At boot, how does the Linux kernel allocate memory for its own memory allocator?

Question

I'm building a small x86-64 kernel that I write completely from scratch. I'm starting to write a very simple memory allocator where I simply iterate on page structs to find a free page and break the loop when I find one. When I began writing the allocator, I stumbled upon an issue.

In my kernel, I managed to get a memory map of RAM using a UEFI call (GetMemoryMap()). By iterating on the memory map, I managed to find that I would have around 1021MB of usable memory (out of 1024MB). I test my kernel on QEMU.

I read here and there that the Linux kernel holds a page struct for every page in the system. I'm guessing that the memory allocator of the Linux kernel uses the page structs to determine what page is free and which isn't. By using a proper binary structure and an efficient algorithm, it attempts to find a free page as fast as possible to use for itself or to provide to a user mode process.

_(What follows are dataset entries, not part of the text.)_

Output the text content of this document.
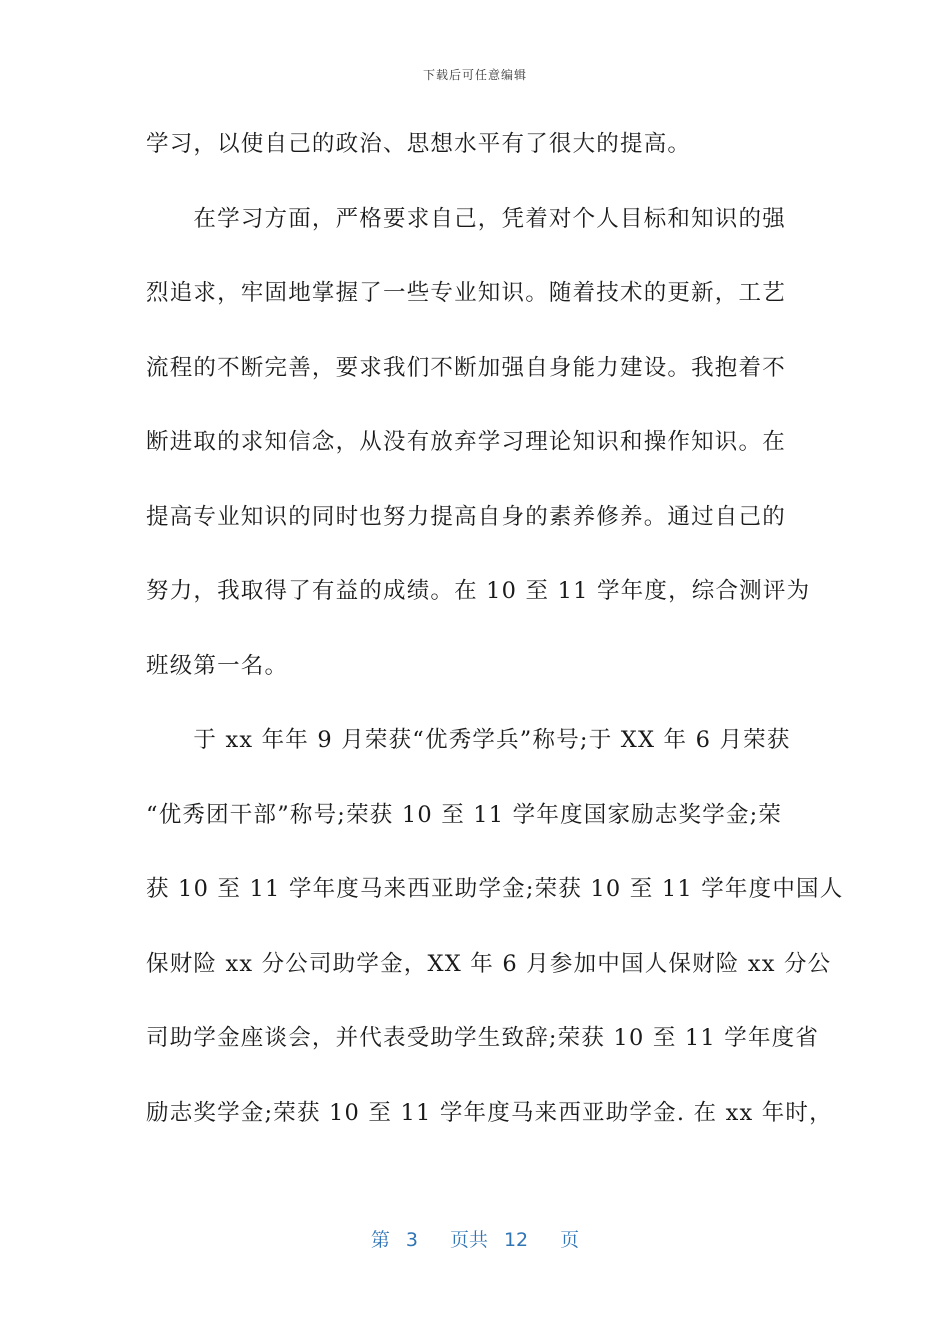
下载后可任意编辑
学习，以使自己的政治、思想水平有了很大的提高。
　　在学习方面，严格要求自己，凭着对个人目标和知识的强
烈追求，牢固地掌握了一些专业知识。随着技术的更新，工艺
流程的不断完善，要求我们不断加强自身能力建设。我抱着不
断进取的求知信念，从没有放弃学习理论知识和操作知识。在
提高专业知识的同时也努力提高自身的素养修养。通过自己的
努力，我取得了有益的成绩。在 10 至 11 学年度，综合测评为
班级第一名。
　　于 xx 年年 9 月荣获“优秀学兵”称号;于 XX 年 6 月荣获
“优秀团干部”称号;荣获 10 至 11 学年度国家励志奖学金;荣
获 10 至 11 学年度马来西亚助学金;荣获 10 至 11 学年度中国人
保财险 xx 分公司助学金，XX 年 6 月参加中国人保财险 xx 分公
司助学金座谈会，并代表受助学生致辞;荣获 10 至 11 学年度省
励志奖学金;荣获 10 至 11 学年度马来西亚助学金. 在 xx 年时，
第 3 页共 12 页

If my assumption is correct, the issue arises here. If the Linux kernel's memory allocator relies on the page struct to work, how does it allocate memory for the page structs themselves?

I thought of a simple algorithm where I simply start at the physical address of the first usable memory region. If this memory region has enough room for all the page structs (representing the whole memory), I stop there. Otherwise, I use the second memory region an so on. This seems quite simple but I wanted to know how the Linux kernel handles that issue.

Even if my above assumption is wrong, the memory allocator probably requires some memory to work. At boot, how does the Linux kernel allocate memory for its own memory allocator?

Answer 1

I guess you can google some stuff about memblock allocator, which manages the physical memory in kernel boot phase.